Ему не верилось, что скоро день его рождения, когда он подойдет к цифре: тридцать восемь. Еще два года -- и он сорокалетний холостяк.
Высокий, худой -- Лихутин держался прямо, грудью слегка вперед. Голова, небольшая для такого роста, приобрела, с годами, посадку несколько вбок. Вбок привык он и глядеть своими широкоразрезанными темными глазами, немного близорукими. Овал лица, нос и крутой, не очень обнаженный лоб, напоминали восточный тип, хотя у него в крови и не значилось татарской примеси. Такая же у него была и бородка, как у многих из здешних татар -- короткая и с широким промежутком голого тела между нижней губой и линией волос. На висках заметная вдавленность. Волосы, коротко остриженные, курчавились. Их цвет отдавал золотистым намётом на темно-русом фоне. Чуть-чуть они серебрились на вдавленных висках.
Две довольно резких морщины бороздили щеки вдоль крыльев носа, и лоб давно потерял белизну и свежесть. Цвет лица стал в эти дни заметно поправляться; но еще по дороге из Петербурга в Крым Лихутина огорчал его "геморроидальный" вид. В последнюю зиму кожа начала как-то сразу буреть и желтеть.
Серый костюм из шершавой материи моложавил его. Голову прикрывала белая парусинная шляпа английского фасона, в виде шлема.
Привычка старательно и по сезону одеваться сказывалась и в мелких подробностях белья и обуви.
На четвертом пальце правой руки он носил кольцо; но не обручальное, а с камнем.
Лужайка поднималась отлого к той части парка, где между деревьями, на каждом шагу попадаются каменные глыбы. Узкие тропинки ведут на крутизны, с их шоколадно серебристыми изломами.
У самого края, где выровнялись кипарисы и тень лежала длинным поясом, Лихутин опять присел, прямо на траву.
Он мог так оставаться здесь сколько ему угодно, без всякой заботы, без малейшего принуждения, не желая подчиняться петербургским привычкам, не стыдясь нисколько того, что он ничего не делает и не желает делать; а просто дышит, нежится, чует трепетанье природы, смотрит на море, смотрит в небо, никуда не спешит, ничего не боится.

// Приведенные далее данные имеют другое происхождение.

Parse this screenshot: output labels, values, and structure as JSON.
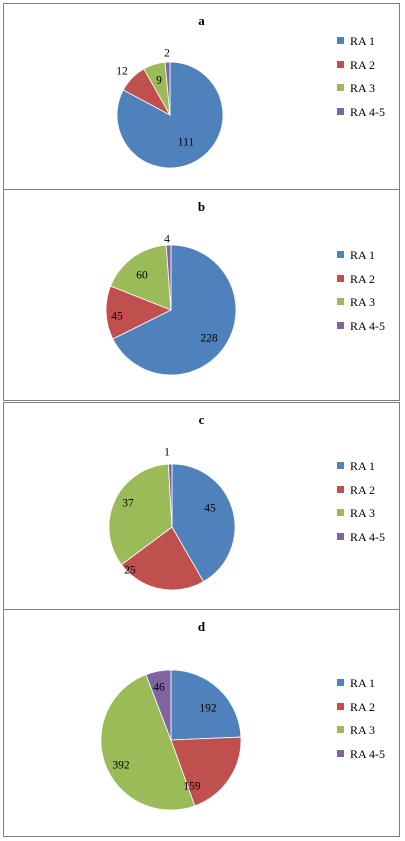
{
  "chart_data": [
    {
      "type": "pie",
      "title": "a",
      "categories": [
        "RA 1",
        "RA 2",
        "RA 3",
        "RA 4-5"
      ],
      "values": [
        111,
        12,
        9,
        2
      ],
      "colors": [
        "#4f81bd",
        "#c0504d",
        "#9bbb59",
        "#8064a2"
      ],
      "legend_position": "right"
    },
    {
      "type": "pie",
      "title": "b",
      "categories": [
        "RA 1",
        "RA 2",
        "RA 3",
        "RA 4-5"
      ],
      "values": [
        228,
        45,
        60,
        4
      ],
      "colors": [
        "#4f81bd",
        "#c0504d",
        "#9bbb59",
        "#8064a2"
      ],
      "legend_position": "right"
    },
    {
      "type": "pie",
      "title": "c",
      "categories": [
        "RA 1",
        "RA 2",
        "RA 3",
        "RA 4-5"
      ],
      "values": [
        45,
        25,
        37,
        1
      ],
      "colors": [
        "#4f81bd",
        "#c0504d",
        "#9bbb59",
        "#8064a2"
      ],
      "legend_position": "right"
    },
    {
      "type": "pie",
      "title": "d",
      "categories": [
        "RA 1",
        "RA 2",
        "RA 3",
        "RA 4-5"
      ],
      "values": [
        192,
        159,
        392,
        46
      ],
      "colors": [
        "#4f81bd",
        "#c0504d",
        "#9bbb59",
        "#8064a2"
      ],
      "legend_position": "right"
    }
  ]
}
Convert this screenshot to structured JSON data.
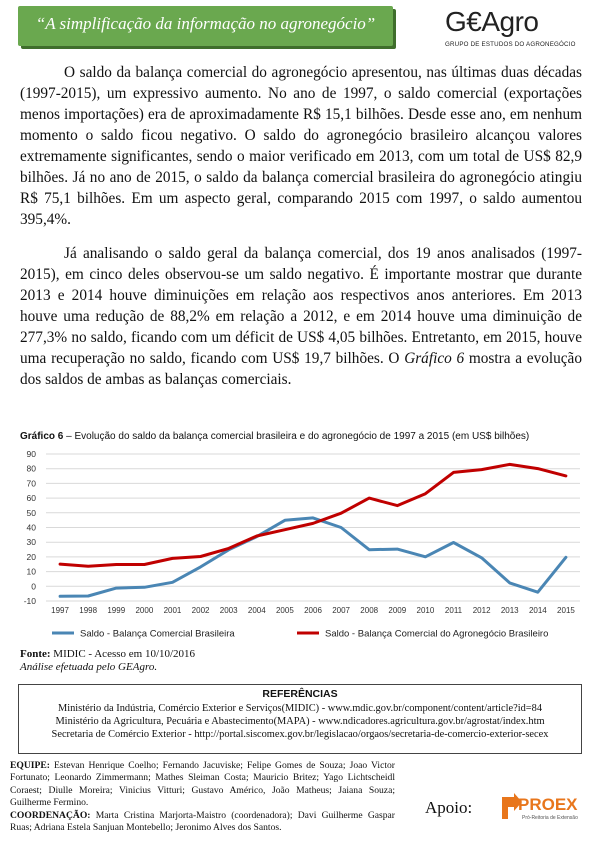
{
  "header": {
    "banner_text": "“A simplificação da informação no agronegócio”",
    "logo_text": "G€Agro",
    "logo_subtitle": "GRUPO DE ESTUDOS DO AGRONEGÓCIO"
  },
  "paragraphs": {
    "p1": "O saldo da balança comercial do agronegócio apresentou, nas últimas duas décadas (1997-2015), um expressivo aumento. No ano de 1997, o saldo comercial (exportações menos importações) era de aproximadamente R$ 15,1 bilhões. Desde esse ano, em nenhum momento o saldo ficou negativo. O saldo do agronegócio brasileiro alcançou valores extremamente significantes, sendo o maior verificado em 2013, com um total de US$ 82,9 bilhões. Já no ano de 2015, o saldo da balança comercial brasileira do agronegócio atingiu R$ 75,1 bilhões. Em um aspecto geral, comparando 2015 com 1997, o saldo aumentou 395,4%.",
    "p2_before": "Já analisando o saldo geral da balança comercial, dos 19 anos analisados (1997-2015), em cinco deles observou-se um saldo negativo. É importante mostrar que durante 2013 e 2014 houve diminuições em relação aos respectivos anos anteriores. Em 2013 houve uma redução de 88,2% em relação a 2012, e em 2014 houve uma diminuição de 277,3% no saldo, ficando com um déficit de US$ 4,05 bilhões. Entretanto, em 2015, houve uma recuperação no saldo, ficando com US$ 19,7 bilhões. O ",
    "p2_italic": "Gráfico 6",
    "p2_after": " mostra a evolução dos saldos de ambas as balanças comerciais."
  },
  "chart_caption": {
    "label": "Gráfico 6",
    "text": " – Evolução do saldo da balança comercial brasileira e do agronegócio de 1997 a 2015 (em US$ bilhões)"
  },
  "chart_data": {
    "type": "line",
    "title": "Gráfico 6 – Evolução do saldo da balança comercial brasileira e do agronegócio de 1997 a 2015 (em US$ bilhões)",
    "x": [
      "1997",
      "1998",
      "1999",
      "2000",
      "2001",
      "2002",
      "2003",
      "2004",
      "2005",
      "2006",
      "2007",
      "2008",
      "2009",
      "2010",
      "2011",
      "2012",
      "2013",
      "2014",
      "2015"
    ],
    "ylim": [
      -10,
      90
    ],
    "yticks": [
      -10,
      0,
      10,
      20,
      30,
      40,
      50,
      60,
      70,
      80,
      90
    ],
    "grid": true,
    "legend_position": "bottom",
    "series": [
      {
        "name": "Saldo - Balança Comercial Brasileira",
        "color": "#4a86b4",
        "values": [
          -6.8,
          -6.6,
          -1.2,
          -0.7,
          2.7,
          13.2,
          24.8,
          33.8,
          44.9,
          46.5,
          40.0,
          24.9,
          25.3,
          20.1,
          29.8,
          19.4,
          2.3,
          -4.0,
          19.7
        ]
      },
      {
        "name": "Saldo - Balança Comercial do Agronegócio Brasileiro",
        "color": "#c00000",
        "values": [
          15.1,
          13.7,
          14.8,
          14.8,
          19.0,
          20.3,
          25.8,
          34.2,
          38.5,
          42.8,
          49.7,
          60.0,
          54.9,
          63.0,
          77.5,
          79.4,
          82.9,
          80.1,
          75.1
        ]
      }
    ]
  },
  "source": {
    "label": "Fonte:",
    "text": " MIDIC - Acesso em 10/10/2016",
    "analysis": "Análise efetuada pelo GEAgro."
  },
  "references": {
    "title": "REFERÊNCIAS",
    "lines": [
      "Ministério da Indústria, Comércio Exterior e Serviços(MIDIC) - www.mdic.gov.br/component/content/article?id=84",
      "Ministério da Agricultura, Pecuária e Abastecimento(MAPA) - www.ndicadores.agricultura.gov.br/agrostat/index.htm",
      "Secretaria de Comércio Exterior - http://portal.siscomex.gov.br/legislacao/orgaos/secretaria-de-comercio-exterior-secex"
    ]
  },
  "team": {
    "equipe_label": "EQUIPE:",
    "equipe_text": " Estevan Henrique Coelho; Fernando Jacuviske; Felipe Gomes de Souza; Joao Victor Fortunato; Leonardo Zimmermann; Mathes Sleiman Costa; Mauricio Britez; Yago Lichtscheidl Coraest; Diulle Moreira; Vinicius Vitturi; Gustavo Américo, João Matheus; Jaiana Souza; Guilherme Fermino.",
    "coord_label": "COORDENAÇÃO:",
    "coord_text": " Marta Cristina Marjorta-Maistro (coordenadora); Davi Guilherme Gaspar Ruas; Adriana Estela Sanjuan Montebello; Jeronimo Alves dos Santos."
  },
  "support": {
    "label": "Apoio:",
    "logo_text": "PROEX",
    "logo_subtitle": "Pró-Reitoria de Extensão",
    "logo_color": "#e8761c"
  }
}
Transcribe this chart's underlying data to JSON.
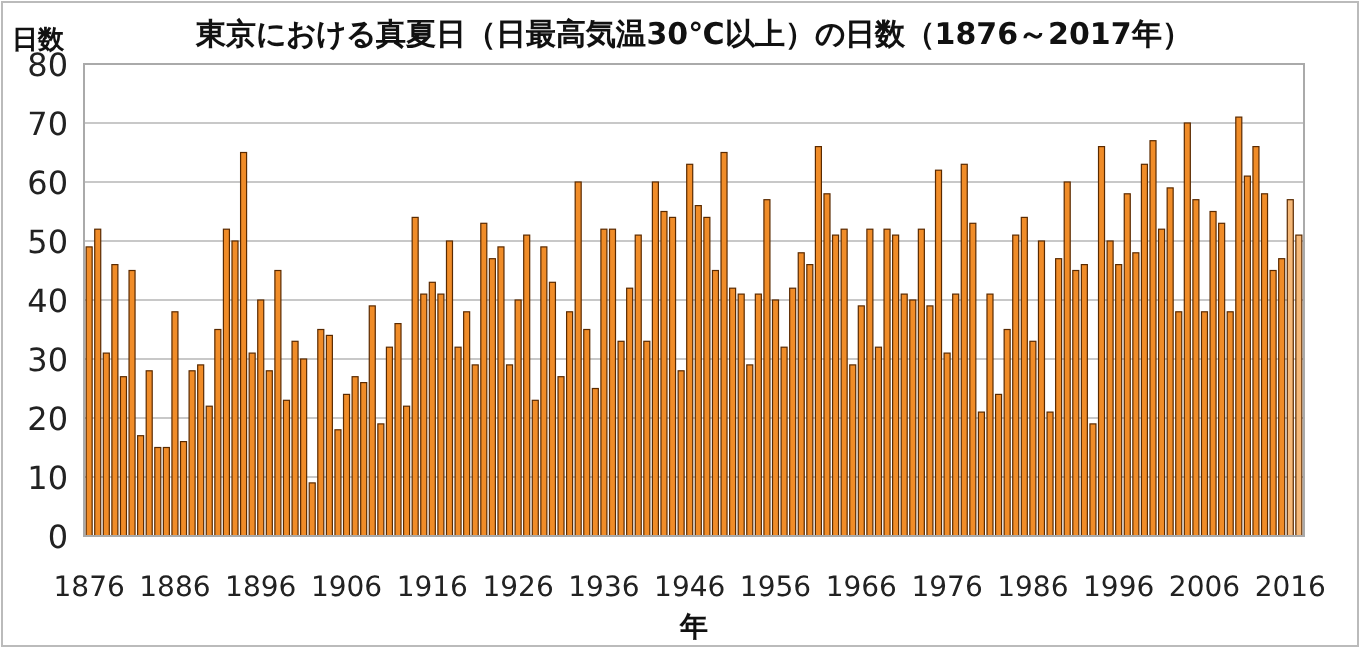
{
  "chart_data": {
    "type": "bar",
    "title": "東京における真夏日（日最高気温30℃以上）の日数（1876～2017年）",
    "xlabel": "年",
    "ylabel": "日数",
    "x": [
      1876,
      1877,
      1878,
      1879,
      1880,
      1881,
      1882,
      1883,
      1884,
      1885,
      1886,
      1887,
      1888,
      1889,
      1890,
      1891,
      1892,
      1893,
      1894,
      1895,
      1896,
      1897,
      1898,
      1899,
      1900,
      1901,
      1902,
      1903,
      1904,
      1905,
      1906,
      1907,
      1908,
      1909,
      1910,
      1911,
      1912,
      1913,
      1914,
      1915,
      1916,
      1917,
      1918,
      1919,
      1920,
      1921,
      1922,
      1923,
      1924,
      1925,
      1926,
      1927,
      1928,
      1929,
      1930,
      1931,
      1932,
      1933,
      1934,
      1935,
      1936,
      1937,
      1938,
      1939,
      1940,
      1941,
      1942,
      1943,
      1944,
      1945,
      1946,
      1947,
      1948,
      1949,
      1950,
      1951,
      1952,
      1953,
      1954,
      1955,
      1956,
      1957,
      1958,
      1959,
      1960,
      1961,
      1962,
      1963,
      1964,
      1965,
      1966,
      1967,
      1968,
      1969,
      1970,
      1971,
      1972,
      1973,
      1974,
      1975,
      1976,
      1977,
      1978,
      1979,
      1980,
      1981,
      1982,
      1983,
      1984,
      1985,
      1986,
      1987,
      1988,
      1989,
      1990,
      1991,
      1992,
      1993,
      1994,
      1995,
      1996,
      1997,
      1998,
      1999,
      2000,
      2001,
      2002,
      2003,
      2004,
      2005,
      2006,
      2007,
      2008,
      2009,
      2010,
      2011,
      2012,
      2013,
      2014,
      2015,
      2016,
      2017
    ],
    "values": [
      49,
      52,
      31,
      46,
      27,
      45,
      17,
      28,
      15,
      15,
      38,
      16,
      28,
      29,
      22,
      35,
      52,
      50,
      65,
      31,
      40,
      28,
      45,
      23,
      33,
      30,
      9,
      35,
      34,
      18,
      24,
      27,
      26,
      39,
      19,
      32,
      36,
      22,
      54,
      41,
      43,
      41,
      50,
      32,
      38,
      29,
      53,
      47,
      49,
      29,
      40,
      51,
      23,
      49,
      43,
      27,
      38,
      60,
      35,
      25,
      52,
      52,
      33,
      42,
      51,
      33,
      60,
      55,
      54,
      28,
      63,
      56,
      54,
      45,
      65,
      42,
      41,
      29,
      41,
      57,
      40,
      32,
      42,
      48,
      46,
      66,
      58,
      51,
      52,
      29,
      39,
      52,
      32,
      52,
      51,
      41,
      40,
      52,
      39,
      62,
      31,
      41,
      63,
      53,
      21,
      41,
      24,
      35,
      51,
      54,
      33,
      50,
      21,
      47,
      60,
      45,
      46,
      19,
      66,
      50,
      46,
      58,
      48,
      63,
      67,
      52,
      59,
      38,
      70,
      57,
      38,
      55,
      53,
      38,
      71,
      61,
      66,
      58,
      45,
      47,
      57,
      51
    ],
    "colors": [
      "#f08c28",
      "#f08c28",
      "#f08c28",
      "#f08c28",
      "#f08c28",
      "#f08c28",
      "#f08c28",
      "#f08c28",
      "#f08c28",
      "#f08c28",
      "#f08c28",
      "#f08c28",
      "#f08c28",
      "#f08c28",
      "#f08c28",
      "#f08c28",
      "#f08c28",
      "#f08c28",
      "#f08c28",
      "#f08c28",
      "#f08c28",
      "#f08c28",
      "#f08c28",
      "#f08c28",
      "#f08c28",
      "#f08c28",
      "#f08c28",
      "#f08c28",
      "#f08c28",
      "#f08c28",
      "#f08c28",
      "#f08c28",
      "#f08c28",
      "#f08c28",
      "#f08c28",
      "#f08c28",
      "#f08c28",
      "#f08c28",
      "#f08c28",
      "#f08c28",
      "#f08c28",
      "#f08c28",
      "#f08c28",
      "#f08c28",
      "#f08c28",
      "#f08c28",
      "#f08c28",
      "#f08c28",
      "#f08c28",
      "#f08c28",
      "#f08c28",
      "#f08c28",
      "#f08c28",
      "#f08c28",
      "#f08c28",
      "#f08c28",
      "#f08c28",
      "#f08c28",
      "#f08c28",
      "#f08c28",
      "#f08c28",
      "#f08c28",
      "#f08c28",
      "#f08c28",
      "#f08c28",
      "#f08c28",
      "#f08c28",
      "#f08c28",
      "#f08c28",
      "#f08c28",
      "#f08c28",
      "#f08c28",
      "#f08c28",
      "#f08c28",
      "#f08c28",
      "#f08c28",
      "#f08c28",
      "#f08c28",
      "#f08c28",
      "#f08c28",
      "#f08c28",
      "#f08c28",
      "#f08c28",
      "#f08c28",
      "#f08c28",
      "#f08c28",
      "#f08c28",
      "#f08c28",
      "#f08c28",
      "#f08c28",
      "#f08c28",
      "#f08c28",
      "#f08c28",
      "#f08c28",
      "#f08c28",
      "#f08c28",
      "#f08c28",
      "#f08c28",
      "#f08c28",
      "#f08c28",
      "#f08c28",
      "#f08c28",
      "#f08c28",
      "#f08c28",
      "#f08c28",
      "#f08c28",
      "#f08c28",
      "#f08c28",
      "#f08c28",
      "#f08c28",
      "#f08c28",
      "#f08c28",
      "#f08c28",
      "#f08c28",
      "#f08c28",
      "#f08c28",
      "#f08c28",
      "#f08c28",
      "#f08c28",
      "#f08c28",
      "#f08c28",
      "#f08c28",
      "#f08c28",
      "#f08c28",
      "#f08c28",
      "#f08c28",
      "#f08c28",
      "#f08c28",
      "#f08c28",
      "#f08c28",
      "#f08c28",
      "#f08c28",
      "#f08c28",
      "#f08c28",
      "#f08c28",
      "#f08c28",
      "#f08c28",
      "#f08c28",
      "#f08c28",
      "#f08c28",
      "#f5b878",
      "#f5b878"
    ],
    "xlim": [
      1875.4,
      2017.6
    ],
    "xticks": [
      1876,
      1886,
      1896,
      1906,
      1916,
      1926,
      1936,
      1946,
      1956,
      1966,
      1976,
      1986,
      1996,
      2006,
      2016
    ],
    "ylim": [
      0,
      80
    ],
    "yticks": [
      0,
      10,
      20,
      30,
      40,
      50,
      60,
      70,
      80
    ],
    "grid": "y"
  }
}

Тридцать восемь лет прошли скоро, обидно скоро. Он уже -- особа четвертого класса. Крупный чин подобрался также незаметно и докладывает о том, что молодость, несомненная и неподдельная, уже позади, хотя количество лет и позволяет еще считать себя "далеко не старым мужчиной".
Упрекать себя -- не в чем. Он лучше, разнообразнее и честнее, и содержательнее прожил эти почти двадцать лет, с выхода из университета, и по "сей день". Не тоскливую лямку чиновника тянул он. В ученые он не метил; но ему удалось, с первых же шагов на службе, приписать себя к работе более живой и серьезной. Ему давали время читать и набираться сведений, его "пером" скоро стали гордиться в его ведомстве, ему не мешали печатать в журналах этюды по экономическим и социальным вопросам, у него уже есть почтенное имя, хотя многие этого не знают и думают, что он -- чиновник, каких сотни состоят "при". Сколько командировок имел он внутрь страны, сколько дельных и "честных" докладных записок составил он в последние годы и сколько проектов и мероприятий были прямо вызваны его отчетами и записками.
И он все это делал с убеждением, без суетности, не для выслуги, не для того, чтобы сразить своих сослуживцев назначением на "пост". Ему, не дальше, как к новому году, предлагали пост в провинции. Он отказался. Нигде не будет он так независим, нигде нельзя и работать с таким сознанием, что делаешь дело. Вот уже более года, как он -- член двух комиссий и в его знаниях, опыте, солидности и беспристрастии безусловно нуждаются. И дело все прибывает.
Кабинетная работа последней зимы сказалась общим недомоганием. Никогда он не лечился, не любил даже разговоров о здоровье; но тут сам зачуял, что пора уходить от преждевременной петербургской старости.
Зеркало, впервые, отчетливо подсказало, что так нельзя, что надо, по крайней мере месяца на три, на четыре -- ничего не знать, кроме бодрящих ощущений природы и своего -- пущенного на вольную волю -- организма.
В Крым попал он в первый раз -- и в пору ликования весны.